Ginger Steamed Fish

Fridays and fish. It’s more than a Lenten tradition; it’s a ritual. Tried something new tonight and the reaction was split. My husband LOVED it! I thought it was just so-so. It was because of the mushrooms. I’ve never been a fan. He loves them. Tried a new cooking technique as well.

Simple ingredients: Napa cabbage, Mirin, Saki, Tamari sauce (think Soy), sesame oil, fresh ginger sliced into matchsticks, scallions sliced thin, and Enokitake mushrooms.

Combined 2 Tbsp Mirin, 2 Tbsp Saki, and 1 Tbsp Tamari with 3/4C of water in a cast iron pot. Brought to a boil, and then turned heat to medium low so the liquids remained at a simmer. Added 5C chopped Napa first, then mushrooms, then ginger, and placed the two cod fillets on top. Put the cover on, and set the timer for 10 minutes.
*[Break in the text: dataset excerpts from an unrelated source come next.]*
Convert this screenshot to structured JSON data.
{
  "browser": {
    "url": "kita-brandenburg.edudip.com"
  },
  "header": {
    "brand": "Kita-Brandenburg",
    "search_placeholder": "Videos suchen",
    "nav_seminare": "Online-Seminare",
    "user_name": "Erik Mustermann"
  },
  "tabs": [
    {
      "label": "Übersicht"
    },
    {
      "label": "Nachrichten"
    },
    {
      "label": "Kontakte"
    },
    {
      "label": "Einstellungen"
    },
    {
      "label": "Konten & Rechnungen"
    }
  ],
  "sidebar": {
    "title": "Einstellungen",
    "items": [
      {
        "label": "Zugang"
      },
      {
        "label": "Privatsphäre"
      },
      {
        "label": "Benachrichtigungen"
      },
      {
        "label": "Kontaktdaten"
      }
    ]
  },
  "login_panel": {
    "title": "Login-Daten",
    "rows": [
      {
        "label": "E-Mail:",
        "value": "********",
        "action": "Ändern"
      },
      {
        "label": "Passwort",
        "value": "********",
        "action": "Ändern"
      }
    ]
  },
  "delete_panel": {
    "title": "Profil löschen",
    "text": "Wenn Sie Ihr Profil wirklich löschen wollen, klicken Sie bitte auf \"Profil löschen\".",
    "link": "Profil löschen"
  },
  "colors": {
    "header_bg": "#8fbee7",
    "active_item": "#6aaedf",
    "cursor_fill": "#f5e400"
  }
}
Plated the dish by setting the fish aside and putting cabbage, mushrooms, and ginger in the bowl, then the fish on top. Sprinkled with scallions and dried red pepper, poured the broth into the bowl, and drizzled one tsp sesame oil on top of each fish fillet.

I thought the fish was amazing. I ate every bit. We were split on the mushrooms/cabbage, though. No worries. We had Saki to round out the meal! Cheers!